Understanding Federal Job Announcements
Each federal job announcement includes the following:
- Job Title
- Series – A 3- or 4-digit “series” number similar to a Military Occupational Specialty code or rating. For a list of all the series numbers and job titles, visit www.opm.gov/fedclass/index.asp.
- Grade – Relates directly to the salary for the position.
- Position Information – The type of position (temporary, term, permanent).
- Duty Location – The location of the position.
- Who May Be Considered – Who is eligible to apply for the position.
- Duties– The job duties and responsibilities.
- Specialized Experience – experience required by the applicant documented on the resume
- KSAs (Knowledge, Skills, & Abilities) or Qualifications and Evaluations – requirements that need to appear in your resume.
- How To Apply – This provides specifics on how and where to submit your job application and the closing date for applying to the position.
Competitive vs. Excepted Service
Federal agencies/sub agencies offer their positions on a competitive basis or on an excepted service basis. If on a competitive basis, the Office of Personnel Management’s Human Resource office provides oversight for the hiring process. Excepted agencies, on the other hand, develop their own hiring process. In this case, they would list the job opening on their website and all interested job seekers would apply directly to that agency.
Most excepted service positions are posted on USAJobs. However, some agencies such as the CIA and NSA only announce their positions on their website and not within USAJobs, so it is important to look at individual agency websites for job announcements, and check the list of excepted service agencies.
Applying for the Position
- Carefully review the job announcement. Are you eligible to apply? Are you qualified to apply? Are you comfortable with the duties, and have you performed them in the past? Do you have the specialized experience and KSAs/competencies the government agency is seeking?
Write your federal resume. There are multiple ways to apply for a federal job, so follow the job posting directions carefully.
- The recommended way to apply is to create your resume using the Resume Builder found in my.usajobs.gov. Tailor your resume to the duties of the position and explain how your experience meets the required specialized experience. Include your country of citizenship, highest grade level if you have previous federal employment, and how much Veteran’s preference you have, if any. Also include your hours per week you worked at each position, as this information is mandatory. See the federal resume sample at the end of this chapter for more tips.
- You can upload your resume (if you do this include the last four of your social security number on every page).The federal resume, unlike the corporate resume, should be long (4 to 5 pages is average) and detailed.
- If you are submitting a hard copy application, place the position title and job announcement number on each page.
- You can use the brochure OF 510 Applying for a Federal Job for guidance.
- Some agencies may require the use of OF 612 Optional Application for Federal Employment.
- Give careful thought to the KSA/competencies section. This is the most important part of the federal job application process and is normally listed under “Qualifications and Evaluations.” Specialized experience is the most important part.
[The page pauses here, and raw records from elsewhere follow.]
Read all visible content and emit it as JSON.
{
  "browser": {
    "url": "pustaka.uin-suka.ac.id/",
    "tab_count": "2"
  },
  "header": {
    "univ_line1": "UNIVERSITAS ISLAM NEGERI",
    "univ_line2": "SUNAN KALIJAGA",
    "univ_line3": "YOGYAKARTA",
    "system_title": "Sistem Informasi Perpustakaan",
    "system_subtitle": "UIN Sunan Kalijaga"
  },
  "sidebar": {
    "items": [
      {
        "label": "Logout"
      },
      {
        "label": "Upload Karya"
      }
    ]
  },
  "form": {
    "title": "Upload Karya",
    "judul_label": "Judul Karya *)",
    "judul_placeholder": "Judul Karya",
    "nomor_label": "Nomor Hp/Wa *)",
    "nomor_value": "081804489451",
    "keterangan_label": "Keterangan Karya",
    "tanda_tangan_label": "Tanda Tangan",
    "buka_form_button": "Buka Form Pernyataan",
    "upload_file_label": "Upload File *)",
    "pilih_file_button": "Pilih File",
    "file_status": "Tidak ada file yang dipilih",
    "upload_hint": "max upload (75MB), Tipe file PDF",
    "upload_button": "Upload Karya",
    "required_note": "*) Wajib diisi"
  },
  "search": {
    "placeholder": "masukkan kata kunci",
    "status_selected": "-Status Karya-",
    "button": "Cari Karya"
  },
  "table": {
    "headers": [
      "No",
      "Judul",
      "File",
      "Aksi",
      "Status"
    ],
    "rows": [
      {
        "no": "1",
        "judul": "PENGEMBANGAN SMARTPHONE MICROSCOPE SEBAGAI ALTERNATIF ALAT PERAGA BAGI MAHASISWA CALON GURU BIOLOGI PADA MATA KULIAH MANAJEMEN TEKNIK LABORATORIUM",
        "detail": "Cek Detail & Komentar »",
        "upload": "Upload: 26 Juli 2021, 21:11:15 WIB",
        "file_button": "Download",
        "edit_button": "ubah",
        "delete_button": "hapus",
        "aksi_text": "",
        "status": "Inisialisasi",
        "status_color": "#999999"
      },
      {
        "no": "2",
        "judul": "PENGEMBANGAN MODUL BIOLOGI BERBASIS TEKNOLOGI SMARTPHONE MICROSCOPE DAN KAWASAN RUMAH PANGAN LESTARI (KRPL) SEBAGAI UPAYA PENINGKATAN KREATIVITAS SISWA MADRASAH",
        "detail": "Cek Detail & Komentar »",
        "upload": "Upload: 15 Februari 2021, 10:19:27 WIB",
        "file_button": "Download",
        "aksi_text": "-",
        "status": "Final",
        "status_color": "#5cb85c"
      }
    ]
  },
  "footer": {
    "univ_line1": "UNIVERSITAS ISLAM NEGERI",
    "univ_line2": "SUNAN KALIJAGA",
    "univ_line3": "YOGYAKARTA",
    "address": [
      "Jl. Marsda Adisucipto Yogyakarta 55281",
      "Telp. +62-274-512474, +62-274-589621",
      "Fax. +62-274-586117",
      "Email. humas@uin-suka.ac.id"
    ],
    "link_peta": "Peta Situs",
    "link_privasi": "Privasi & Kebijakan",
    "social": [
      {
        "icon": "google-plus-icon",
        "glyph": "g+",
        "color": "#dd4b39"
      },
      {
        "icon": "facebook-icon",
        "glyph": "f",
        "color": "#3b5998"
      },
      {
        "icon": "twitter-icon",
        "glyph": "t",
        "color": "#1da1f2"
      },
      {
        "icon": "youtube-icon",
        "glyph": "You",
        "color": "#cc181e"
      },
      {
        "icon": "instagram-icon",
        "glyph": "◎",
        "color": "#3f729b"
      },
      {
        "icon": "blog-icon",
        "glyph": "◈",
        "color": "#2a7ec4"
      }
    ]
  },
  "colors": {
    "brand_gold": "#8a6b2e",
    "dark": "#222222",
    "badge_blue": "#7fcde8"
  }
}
You must incorporate the KSAs/competencies into your resume to show you possess them or you will not qualify for the position. Think of the KSAs as interview questions, and cite 3-4 sentence examples from your work experience to match each.
- Complete the package. Your completed job application package should consist of a cover letter (optional), your resume, your short responses addressing each KSA, and any additional information or optional forms that are specified in the job announcement (forms found at www.opm.gov). Veterans are usually asked to provide the actual VA letter that states they have a certain percentage of disability. Include this letter in your application.
Veterans discharged or released from active duty in the armed forces under honorable conditions during a time of war are eligible for Veterans Preference. If you are a retired member of the armed forces you are not included in the definition of preference eligible unless you are a disabled veteran or you retired below the rank of major or its equivalent.
Veteran’s Recruitment Appointment (VRA) – This special government hiring authority can name select you (if you are qualified) up to the GS-11 level. The VRA applies to all active duty military but not to those who have been out of the military for more than two years.
The Selection Process
The hiring agency will review your job application for completeness and basic qualifications. Your application resume will be compared against the required qualifications and KSAs/competencies, and a score and numerical rating will be rendered. The applications are then ranked according to their scores. Hiring Reform allows for any application package with a rating of 70 or more points to be referred to the hiring manager for consideration. Applicants with Veteran’s Preference are placed at the top of each category (gold, silver, or bronze), and considered first. The hiring manager reviews each application package and makes the final decision. If you are selected, you will receive an interim offer letter contingent on a background/security check.